File spoon-archives/bhaskar.archive/bhaskar_2000/bhaskar.0011, message 29


Date: Wed, 8 Nov 2000 16:07:44 -0500 (EST)
From: Ruth Groff <rgroff-AT-yorku.ca>
Subject: BHA: the materialisms


Hi all,

Marsh wrote, citing Mervyn:

>> 3. Ontological materialism - asserts the unilateral dependence of social
>> upon biological being, and of biological on physical being, and the
>> emergence of the former in each case from the latter. I'd say Roy's now
>> an ontological idealist, who substitutes 'spiritual' for 'physical'.
>
>This sounds like reductionism to me. Can't one be a ontological materialist
>and simply hold that social, biological, and physical being objectively
>exist and cannot be reduced to ideas or spirit?

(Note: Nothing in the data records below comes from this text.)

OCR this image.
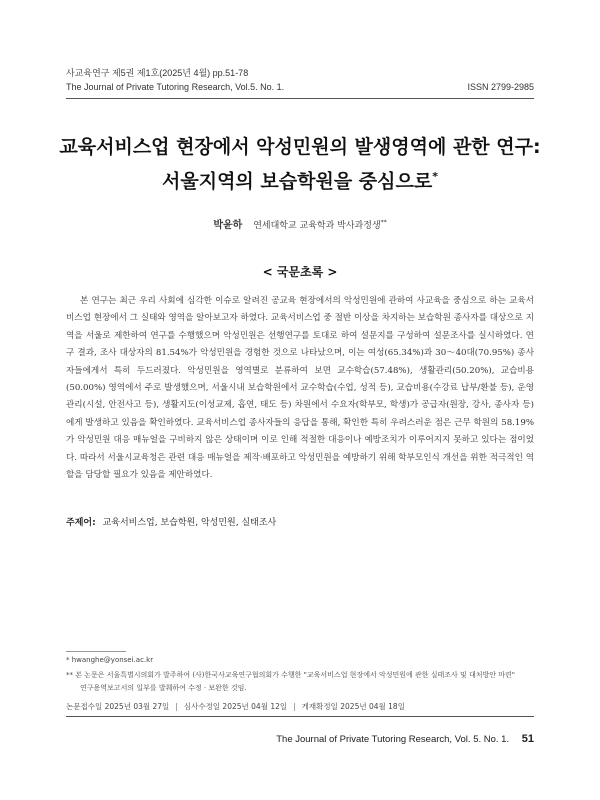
사교육연구 제5권 제1호(2025년 4월) pp.51-78
The Journal of Private Tutoring Research, Vol.5. No. 1.	ISSN 2799-2985
교육서비스업 현장에서 악성민원의 발생영역에 관한 연구:
서울지역의 보습학원을 중심으로*
박윤하 연세대학교 교육학과 박사과정생**
< 국문초록 >

본 연구는 최근 우리 사회에 심각한 이슈로 알려진 공교육 현장에서의 악성민원에 관하여 사교육을 중심으로 하는 교육서비스업 현장에서 그 실태와 영역을 알아보고자 하였다. 교육서비스업 중 절반 이상을 차지하는 보습학원 종사자를 대상으로 지역을 서울로 제한하여 연구를 수행했으며 악성민원은 선행연구를 토대로 하여 설문지를 구성하여 설문조사를 실시하였다. 연구 결과, 조사 대상자의 81.54%가 악성민원을 경험한 것으로 나타났으며, 이는 여성(65.34%)과 30～40대(70.95%) 종사자들에게서 특히 두드러졌다. 악성민원을 영역별로 분류하여 보면 교수학습(57.48%), 생활관리(50.20%), 교습비용(50.00%) 영역에서 주로 발생했으며, 서울시내 보습학원에서 교수학습(수업, 성적 등), 교습비용(수강료 납부/환불 등), 운영관리(시설, 안전사고 등), 생활지도(이성교제, 흡연, 태도 등) 차원에서 수요자(학부모, 학생)가 공급자(원장, 강사, 종사자 등)에게 발생하고 있음을 확인하였다. 교육서비스업 종사자들의 응답을 통해, 확인한 특히 우려스러운 점은 근무 학원의 58.19%가 악성민원 대응 매뉴얼을 구비하지 않은 상태이며 이로 인해 적절한 대응이나 예방조치가 이루어지지 못하고 있다는 점이었다. 따라서 서울시교육청은 관련 대응 매뉴얼을 제작·배포하고 악성민원을 예방하기 위해 학부모인식 개선을 위한 적극적인 역할을 담당할 필요가 있음을 제안하였다.

주제어: 교육서비스업, 보습학원, 악성민원, 실태조사
* hwanghe@yonsei.ac.kr
** 본 논문은 서울특별시의회가 발주하여 (사)한국사교육연구협의회가 수행한 "교육서비스업 현장에서 악성민원에 관한 실태조사 및 대처방안 마련"
연구용역보고서의 일부를 발췌하여 수정 · 보완한 것임.
논문접수일 2025년 03월 27일 | 심사수정일 2025년 04월 12일 | 게재확정일 2025년 04월 18일
The Journal of Private Tutoring Research, Vol. 5. No. 1. 51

I wouldn't have thought that "dependence" implies "reduces to," necessarily.
I read it as describing the relationship of emergence in reverse.  The part
that I be careful about is the dependence of "biological" on "physical
being."  That that might be where the reductionist, or physicalist, sense is
seeping in.  So Mervyn did you formulate it that way because in your view
there is something about the concept of "biological being" that is
ontologically ambiguous with respect to materiality?